Speaking of Sickling
I am always mindful of how I use words, especially when helping students understand how to do a move or form a position. Because I teach from a wheelchair and do not demonstrate, it is my words a dancer must process to make or break development. In 21 years of teaching, the most challenging problem to address is a sickled foot.
“Sickles are gorgeous moons and handy as tools used to harvest wheat,” I say. “But they do not belong at the end of a beautiful, elongated leg following the strike of a frappé!” My dancers laugh, so I know they’re envisioning the image. To show it on the body, I have an offender stand at the barre and look in the mirror both in profile and en face while pointing the foot. I tell her to turn the sickled foot into the wing of a graceful bird.
Demonstrating with my hand, I simulate a sickle and a wing, tracing the outline of each as I describe which foot muscles are used and felt in each position.
A helpful exercise is to have students place a strap under the ball of the foot. Pulling both ends tight, they flex and point the foot, carefully maintaining proper alignment. Repeating this exercise often will strengthen the correct muscles.
I don’t encourage winging, but working the foot toward the wing direction from a sickle helps access the muscles needed and builds muscle memory for a non-sickled position. At first the dancers might experience some discomfort since the foot has been used incorrectly, often for quite a while. I tell them the discomfort means they are working correctly and will disappear with time.
Eventually, the dancers see the payoff, as they discover that they can relevé, piqué, turn, and sauté with ease on a properly aligned foot.
—Carol Crawford Smith
Use Space Wisely
Many studio teachers face the task of teaching students to move as big and full as they can when the studio isn’t large enough to accommodate them. Time and again, the students spend the first half of the combination dancing big and the second half doing their best to not hit a wall or a fellow student.
There are multiple ways to think of space. If the size of the studio does not allow the students to travel very far, focus on the use of the kinesphere, or a dancer’s personal space. Have students imagine being inside a bubble or a clear plastic gerbil ball. Instructing them to stretch to the edge of their kinesphere brings fullness to their movement, even when locomotion is constrained.

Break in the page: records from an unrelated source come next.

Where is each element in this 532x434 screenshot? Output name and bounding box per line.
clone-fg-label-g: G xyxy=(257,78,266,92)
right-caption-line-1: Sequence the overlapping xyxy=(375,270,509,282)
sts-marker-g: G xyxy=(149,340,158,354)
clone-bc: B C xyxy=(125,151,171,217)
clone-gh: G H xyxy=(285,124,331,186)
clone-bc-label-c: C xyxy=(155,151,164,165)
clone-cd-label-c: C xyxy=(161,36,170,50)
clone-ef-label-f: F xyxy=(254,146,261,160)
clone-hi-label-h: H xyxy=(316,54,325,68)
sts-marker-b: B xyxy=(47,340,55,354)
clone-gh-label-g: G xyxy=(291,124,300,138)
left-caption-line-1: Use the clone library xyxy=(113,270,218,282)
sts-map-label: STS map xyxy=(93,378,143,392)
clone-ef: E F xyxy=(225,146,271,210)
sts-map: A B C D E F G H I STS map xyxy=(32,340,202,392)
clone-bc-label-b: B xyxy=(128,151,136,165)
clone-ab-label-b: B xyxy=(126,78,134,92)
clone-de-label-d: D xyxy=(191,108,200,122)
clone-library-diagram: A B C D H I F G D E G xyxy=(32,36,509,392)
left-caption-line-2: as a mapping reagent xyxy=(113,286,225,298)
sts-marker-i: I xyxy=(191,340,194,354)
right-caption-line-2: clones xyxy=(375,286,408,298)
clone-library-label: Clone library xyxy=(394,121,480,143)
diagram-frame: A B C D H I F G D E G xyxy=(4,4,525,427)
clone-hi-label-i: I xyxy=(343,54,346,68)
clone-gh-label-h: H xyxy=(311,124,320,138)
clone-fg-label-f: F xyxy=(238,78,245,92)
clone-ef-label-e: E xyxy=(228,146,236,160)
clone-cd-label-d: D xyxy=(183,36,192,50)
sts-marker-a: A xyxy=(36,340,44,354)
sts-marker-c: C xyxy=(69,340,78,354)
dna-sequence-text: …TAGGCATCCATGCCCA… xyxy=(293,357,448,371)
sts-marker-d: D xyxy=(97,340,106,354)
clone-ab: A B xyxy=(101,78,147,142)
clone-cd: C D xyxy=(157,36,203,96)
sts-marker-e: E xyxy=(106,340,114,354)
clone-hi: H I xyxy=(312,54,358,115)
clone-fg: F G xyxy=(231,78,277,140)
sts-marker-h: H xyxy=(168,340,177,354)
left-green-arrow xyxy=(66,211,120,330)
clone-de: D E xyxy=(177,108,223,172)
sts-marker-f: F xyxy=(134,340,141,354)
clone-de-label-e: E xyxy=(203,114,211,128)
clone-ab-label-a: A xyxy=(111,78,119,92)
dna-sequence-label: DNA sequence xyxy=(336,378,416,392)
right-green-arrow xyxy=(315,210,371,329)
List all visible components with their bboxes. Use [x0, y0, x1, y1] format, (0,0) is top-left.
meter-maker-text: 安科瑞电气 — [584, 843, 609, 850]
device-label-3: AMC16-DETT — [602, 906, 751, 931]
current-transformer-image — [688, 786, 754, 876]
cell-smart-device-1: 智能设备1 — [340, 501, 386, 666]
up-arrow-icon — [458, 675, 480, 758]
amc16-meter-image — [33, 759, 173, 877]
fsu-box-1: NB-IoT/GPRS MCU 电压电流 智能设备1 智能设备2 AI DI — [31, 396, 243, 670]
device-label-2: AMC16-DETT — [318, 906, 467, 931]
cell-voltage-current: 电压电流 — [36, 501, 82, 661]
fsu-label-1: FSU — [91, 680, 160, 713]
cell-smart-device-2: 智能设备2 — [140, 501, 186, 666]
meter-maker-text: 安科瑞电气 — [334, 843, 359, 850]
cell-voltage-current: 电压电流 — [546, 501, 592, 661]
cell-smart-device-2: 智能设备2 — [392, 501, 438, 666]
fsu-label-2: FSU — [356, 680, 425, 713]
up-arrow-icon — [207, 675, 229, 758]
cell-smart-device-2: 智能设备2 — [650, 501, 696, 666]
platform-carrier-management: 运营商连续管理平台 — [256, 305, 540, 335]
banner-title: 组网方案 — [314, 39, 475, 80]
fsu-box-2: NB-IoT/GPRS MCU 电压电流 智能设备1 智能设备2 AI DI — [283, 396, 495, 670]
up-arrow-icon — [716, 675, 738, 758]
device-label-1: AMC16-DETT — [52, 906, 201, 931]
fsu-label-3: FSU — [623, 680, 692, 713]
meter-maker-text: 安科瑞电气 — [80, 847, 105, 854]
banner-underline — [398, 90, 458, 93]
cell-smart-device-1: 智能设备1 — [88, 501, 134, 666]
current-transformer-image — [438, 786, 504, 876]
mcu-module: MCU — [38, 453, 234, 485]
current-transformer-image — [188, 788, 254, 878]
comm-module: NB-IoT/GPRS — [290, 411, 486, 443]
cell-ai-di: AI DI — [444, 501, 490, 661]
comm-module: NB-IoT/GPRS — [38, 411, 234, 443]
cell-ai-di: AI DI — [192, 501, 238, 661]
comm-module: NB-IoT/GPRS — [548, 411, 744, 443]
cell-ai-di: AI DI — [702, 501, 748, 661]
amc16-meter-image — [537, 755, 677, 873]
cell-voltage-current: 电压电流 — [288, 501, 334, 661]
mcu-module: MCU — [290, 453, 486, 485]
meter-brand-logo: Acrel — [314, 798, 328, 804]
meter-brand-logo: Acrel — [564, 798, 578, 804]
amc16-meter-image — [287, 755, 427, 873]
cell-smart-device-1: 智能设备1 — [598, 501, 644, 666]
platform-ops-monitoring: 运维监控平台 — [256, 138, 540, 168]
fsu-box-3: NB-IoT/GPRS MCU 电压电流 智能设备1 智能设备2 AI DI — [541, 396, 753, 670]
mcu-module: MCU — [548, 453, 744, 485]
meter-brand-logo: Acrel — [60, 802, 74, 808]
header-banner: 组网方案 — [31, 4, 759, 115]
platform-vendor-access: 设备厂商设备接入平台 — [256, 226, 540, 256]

I often ask students to focus on each portion of a combination separately. They should practice the fullness of transition steps—for example, tombé pas de bourrée (emphasizing how the back leg propels the body forward—the “push”)—or focusing on lengthening the front leg (the “reach”). Students should also practice the larger elements of a combination—such as grand jeté—separately, paying attention to the height, momentum, exit after the leap, and details of the port de bras and focus.
If they are reaching as far as they can within their personal space—that is, fully utilizing their kinesphere—they can put the elements of the combination back together and dance fully, using all of the available space. They will have learned how to adjust the size of the steps in space while maintaining the rhythm, pattern, and a sense of far-reaching kinesphere.
For advanced students, having them arc at the end of a traveling combination to face the side wall also allows them to move big even in a small space. They can imagine performing on a stage that is surrounded by an audience rather than on a proscenium stage. (That little change might be difficult for younger dancers to manage.)